There’s been talk of adding sexual orientation to the state’s civil-rights law, but in the current legislature, that’s unlikely to happen. A little googling reveals that height and weight were added in 1976, and it was the foundation of a suit brought five years ago by a Hooters waitress — 5-foot-8 and 132 pounds, who was pressured to lose more weight, so as to fit into a size-XS uniform.
In the comments, some guy refers to her as “a porker.” Which put me in mind of this, semi-NSFW. We are so cruel to one another, but only in the comments sections are we cruel to young women who can’t squeeze into an XS.
The other thing worth reading today is this Frank Rich piece on Ben Carson, or “Dr. Ben Carson,” as he’s popularly known. Cutting right to the point:
Thanks to his status as the political equivalent of a unicorn, Carson qualifies for the most elite affirmative-action program in America, albeit one paradoxically administered by a party opposed to affirmative-action programs. Simply put: If an African-American raises his hand to run for president as a Republican, he (they’ve all been men) will instantly be cheered on as a serious contender by conservative grandees, few or no questions asked. He is guaranteed editorials like the one in the Journal, accolades from powerful talk-show hosts (Carson would make “a superb president,” says Mark Levin), and credulous profiles like the one Fred Barnes contributed to The Weekly Standard last month. Barnes’s piece regurgitated spin from Carson’s political circle, typified by his neophyte campaign chief Terry Giles, a criminal litigator whose clients have included Richard Pryor, Enron’s Kenneth Lay, and an estate-seeking son of Anna Nicole Smith’s elderly final husband. “If nominated, can Carson beat Hillary Clinton or another Democrat?” Barnes asked—and then answered the question himself: “Yes, he can.” How? By winning 17 percent of the black vote in swing states—a theoretical percentage offered by a co-founder of the Draft Carson movement.
There’s no reason that a small-government black conservative Republican couldn’t be elected president—a proposition that might have been tested by Colin Powell and no doubt will be by other black Republicans one day.
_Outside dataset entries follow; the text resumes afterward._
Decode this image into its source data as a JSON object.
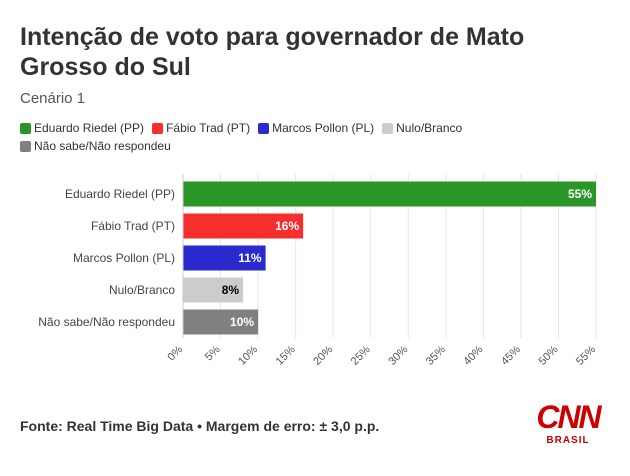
{
  "header": {
    "title": "Intenção de voto para governador de Mato Grosso do Sul",
    "subtitle": "Cenário 1"
  },
  "footer": {
    "source": "Fonte: Real Time Big Data • Margem de erro: ± 3,0 p.p."
  },
  "logo": {
    "main": "CNN",
    "sub": "BRASIL"
  },
  "chart_data": {
    "type": "bar",
    "orientation": "horizontal",
    "title": "Intenção de voto para governador de Mato Grosso do Sul",
    "subtitle": "Cenário 1",
    "xlabel": "",
    "ylabel": "",
    "xlim": [
      0,
      55
    ],
    "ticks": [
      0,
      5,
      10,
      15,
      20,
      25,
      30,
      35,
      40,
      45,
      50,
      55
    ],
    "tick_suffix": "%",
    "grid": true,
    "legend_position": "top-left",
    "categories": [
      "Eduardo Riedel (PP)",
      "Fábio Trad (PT)",
      "Marcos Pollon (PL)",
      "Nulo/Branco",
      "Não sabe/Não respondeu"
    ],
    "values": [
      55,
      16,
      11,
      8,
      10
    ],
    "labels": [
      "55%",
      "16%",
      "11%",
      "8%",
      "10%"
    ],
    "colors": [
      "#2a9628",
      "#f52e2e",
      "#2a2acf",
      "#cccccc",
      "#808080"
    ],
    "label_colors": [
      "#ffffff",
      "#ffffff",
      "#ffffff",
      "#000000",
      "#ffffff"
    ]
  }
}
But not today. There have been three Great Black Presidential Hopes in the GOP’s entire history, Carson included—all of them in the past two decades. None has had a chance of victory in a national election, not least because none of the three ever won any elective office. None can be classified as presidential timber without a herculean suspension of disbelief. Indeed, the two Great Hopes before Carson were a buffoon with congenital financial woes and a two-time settler of sexual-harassment suits. But they, too, were praised to the skies by their Republican cheering section up until—and sometimes past—their inevitable implosions. And not without reason. There is a political method to this madness that reaches its culmination with Carson.
If nothing else, it’s an entertaining walk down memory lane. I’d forgotten about Alan Keyes. And Herman Cain is probably best left that way.
Whoa, but I’m sort of whipped. Let’s try again later.